Verschwörungstheorien sprechen sogar davon, dass es die Reserven teilweise gar nicht mehr gibt. Nährboden bekommen sie etwa durch die Tatsache, dass die Goldreserven lange nicht mehr in Augenschein genommen wurden. In London oder Paris bekommen selbst Bundestagsabgeordnete keinen Zugang dazu – angeblich weil Besuche organisatorisch nicht möglich seien. Die Gerüchte um diese Frage werden sich deshalb solange weiterranken, bis Einblick gewährt wird. So wie bei den Goldreserven in New York: Während einige Nachrichtenagenturen 2011 mutmaßten, die Tresore seien zur Hälfte geräumt oder gar völlig leer, verlangten Bundestagsabgeordnete vor Ort einen Blick auf die Reserven - aber ihnen wurde der Zutritt ebenfalls verwehrt. Anderslautende Meldungen erwiese sich als Ente. Jetzt muss wohl abgewartet werden, bis die vom Bundesrechnungshof verlangte Inventur und Prüfung des deutschen Goldes durch die Bundesbank abgeschlossen ist.
Die Ankerfunktion für das Währungssystem, wie es sie zu DM-Zeiten noch gab, haben die Goldreserven verloren. Trotzdem lehnt die Bundesbank Goldverkäufe im großen Stil ab, um damit die Löcher im Bundeshaushalt zu stopfen. Sie glaubt daran, dass die Reserven vor allem auch eine psychologische Wirkung haben. Die Zentralbank geht davon aus, dass sie damit ihre Glaubwürdigkeit und Unabhängigkeit bewahren besser kann.

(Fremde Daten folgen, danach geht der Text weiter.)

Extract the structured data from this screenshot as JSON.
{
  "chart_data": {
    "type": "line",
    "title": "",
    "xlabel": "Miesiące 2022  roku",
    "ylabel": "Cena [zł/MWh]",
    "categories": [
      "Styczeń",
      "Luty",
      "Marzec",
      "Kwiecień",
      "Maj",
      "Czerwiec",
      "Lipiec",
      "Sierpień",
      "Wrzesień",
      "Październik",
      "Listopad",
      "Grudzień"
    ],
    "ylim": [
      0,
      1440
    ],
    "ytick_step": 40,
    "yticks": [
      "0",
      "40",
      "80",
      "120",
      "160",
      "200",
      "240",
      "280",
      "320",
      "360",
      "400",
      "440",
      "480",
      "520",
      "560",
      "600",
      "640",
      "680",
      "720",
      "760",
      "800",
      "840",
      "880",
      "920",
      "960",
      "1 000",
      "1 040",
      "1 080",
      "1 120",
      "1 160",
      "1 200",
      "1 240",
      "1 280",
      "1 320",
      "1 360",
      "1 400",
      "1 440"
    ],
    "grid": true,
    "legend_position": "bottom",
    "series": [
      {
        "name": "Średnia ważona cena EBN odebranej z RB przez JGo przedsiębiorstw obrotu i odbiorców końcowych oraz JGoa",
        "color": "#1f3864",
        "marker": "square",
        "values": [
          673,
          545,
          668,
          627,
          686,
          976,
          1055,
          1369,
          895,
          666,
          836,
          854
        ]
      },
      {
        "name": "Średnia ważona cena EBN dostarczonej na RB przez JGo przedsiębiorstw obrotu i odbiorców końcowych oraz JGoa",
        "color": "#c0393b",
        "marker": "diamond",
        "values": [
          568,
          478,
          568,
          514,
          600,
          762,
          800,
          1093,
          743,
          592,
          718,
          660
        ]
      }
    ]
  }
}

In dieser Konstellation verhielt sich der Markt also paradox. Denn niedrige oder gar negative Realzinsen sind eigentlich eine gute Voraussetzung für einen steigenden Goldpreis. Zugleich sind die Probleme und Krisenherde an den Finanzmärkten nicht weniger geworden: Chinas Notenbank tritt bei der Kreditvergabe auf die Bremse und laviert am Rande einer massiven Bankenkrise. Japan will die Geldmenge bis 2014 verdoppeln und so die Inflation zur Konjunkturbelebung schüren. Auch in Südeuropa steht es unverändert schlecht um die Krisenländer Griechenland, Italien, Spanien und Zypern. In Frankreich droht nach verfehlter Wirtschaftspolitik auch noch ein neuer Krisenherd weit größeren Ausmaßes. Es gibt also reichlich Gründe dafür, an einen langfristigen Erfolg eines Goldinvestments zu glauben.
Obwohl als Krisenschutz sinnvoll, sieht Weinberg den Goldpreis weiter skeptisch. „Wir rechnen mit einer Stabilisierung beim Goldpreis, aber es gibt kaum Anlass für eine Gold-Hausse. Der Goldpreis wird wohl langsamer steigen, als von uns gedacht“, prognostiziert Weinberg.